Barracuda Networks Centralizes Security Across Azure SD-WAN

Barracuda Networks announced today it has extended the CloudGen WAN gateways that it deploys in Microsoft Azure Virtual WAN Hubs to enable cybersecurity teams to apply multi-factor authentication to remote users using policies enforced by Microsoft Azure Active Directory (AD).

Tim Jefferson, senior vice president of engineering for data, network and application security at Barracuda Networks, said this capability, scheduled to be available by the end of the year, enables IT organizations to implement a zero-trust architecture based on identity across a software-defined wide area network (SD-WAN) based on CloudGen WAN Gateways.

The CloudGen WAN service enforces policies across all gateways and sites globally, with each user granted access to only their authorized applications using fine-grained policies based on their specific role. Today most organizations are relying on virtual private networks (VPNs) to provide access to corporate networks. However, most organizations don’t have a way to centralize the management of security policies across VPNs, which Jefferson said means once end users gain access to the network they can access any application.

Barracuda Networks is also extending the reach of CloudGen WAN to include two devices for industrial endpoints. That capability means the company is now extending a zero-trust architecture to machines in addition to end users, said Jefferson.

Like many providers of firewalls, Barracuda Networks is evolving its portfolio by employing SD-WANs to create a software-defined perimeter. Rather than requiring IT organizations to deploy a raft of appliances that need to be managed, the company has opted to leverage the SD-WAN capabilities that Microsoft makes available via its Azure cloud service. The gateways from Barracuda Networks provides the mechanism for securing that network traffic.
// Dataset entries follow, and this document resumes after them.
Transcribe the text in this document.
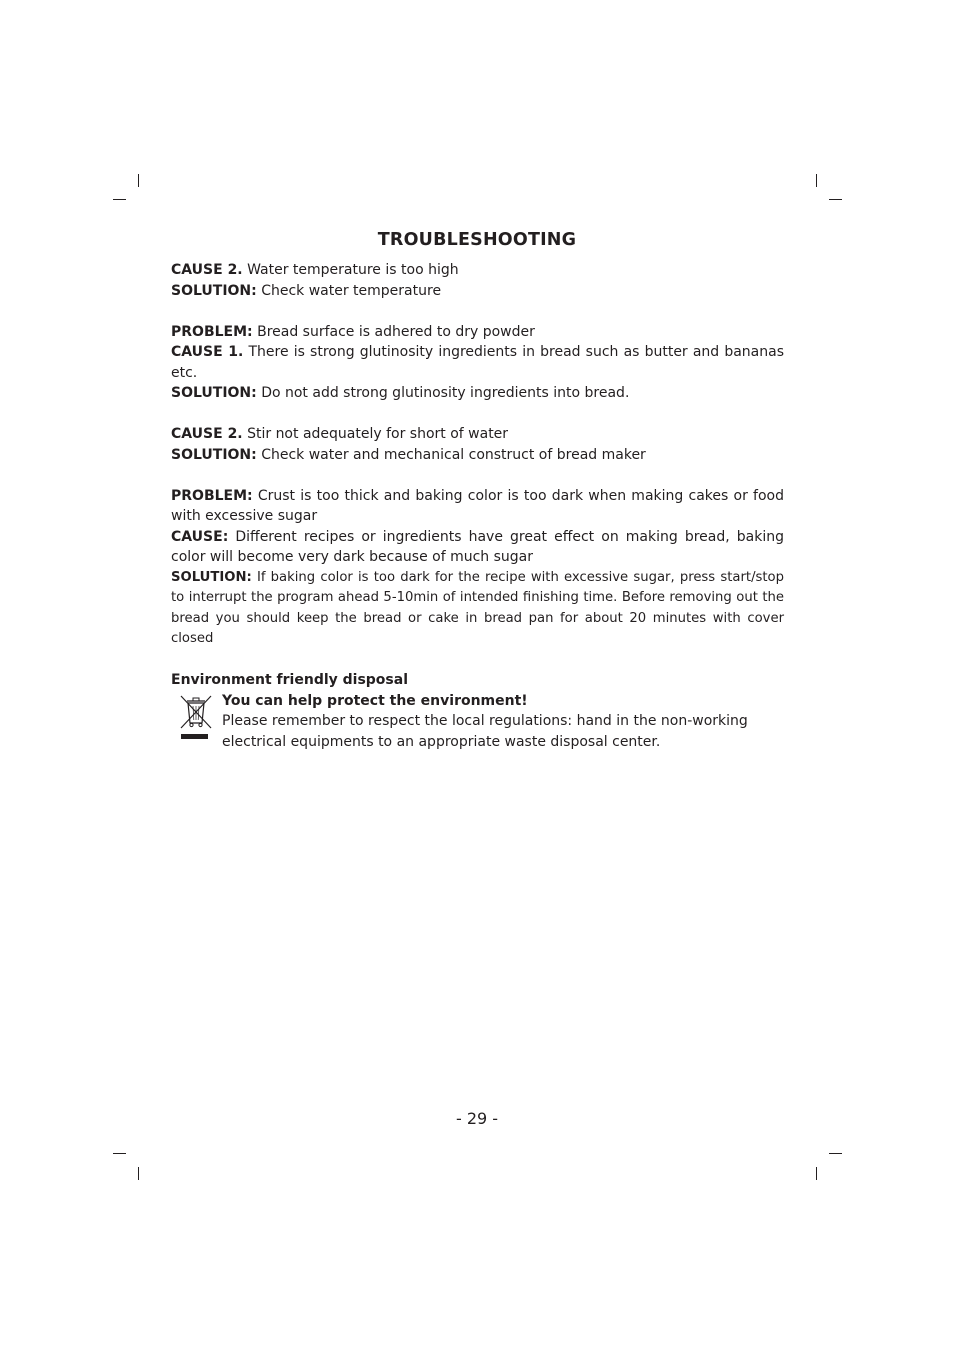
TROUBLESHOOTING

CAUSE 2. Water temperature is too high

SOLUTION: Check water temperature

PROBLEM: Bread surface is adhered to dry powder

CAUSE 1. There is strong glutinosity ingredients in bread such as butter and bananas etc.

SOLUTION: Do not add strong glutinosity ingredients into bread.

CAUSE 2. Stir not adequately for short of water

SOLUTION: Check water and mechanical construct of bread maker

PROBLEM: Crust is too thick and baking color is too dark when making cakes or food with excessive sugar

CAUSE: Different recipes or ingredients have great effect on making bread, baking color will become very dark because of much sugar

SOLUTION: If baking color is too dark for the recipe with excessive sugar, press start/stop to interrupt the program ahead 5-10min of intended finishing time. Before removing out the bread you should keep the bread or cake in bread pan for about 20 minutes with cover closed

Environment friendly disposal

You can help protect the environment!

Please remember to respect the local regulations: hand in the non-working electrical equipments to an appropriate waste disposal center.

- 29 -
Jefferson said in the wake of the COVID-19 pandemic many organizations are now re-evaluating their approach to networking and security. With the bulk of employees in many cases relying on cloud applications it doesn’t make sense to backhaul cloud network traffic through a local data center before routing it to a local office where employees can access the data they need through a remote office. SD-WANs route cloud traffic directly from the cloud provider to the remote office across a secure public internet connection to ensure application performance by reducing overall network latency. Employees working from home will still need to be provided with VPN tunnels to access on-premises applications, but the management of security policies across the SD-WAN are now centralized, he said.

Of course, there are now multiple approaches to creating zero-trust architectures across SD-WANs. Barracuda Networks is making a case for an approach that revolves around an instance of a Microsoft AD platform that many enterprise IT organizations already use to manage access on corporate networks. It’s not clear to what degree organizations plan to continue to rely on AD to manage access to cloud applications, but Microsoft says one of the core reasons why organizations should employ Azure over other cloud rivals is because it’s a more natural extension of existing IT environments that revolve around Windows servers.

It’s still early days as far as how networking and security will evolve in the post-COVID-19 age. However, it’s apparent that organizations going forward are not going to be well-served by approaches to managing remote access that were developed more than a decade ago.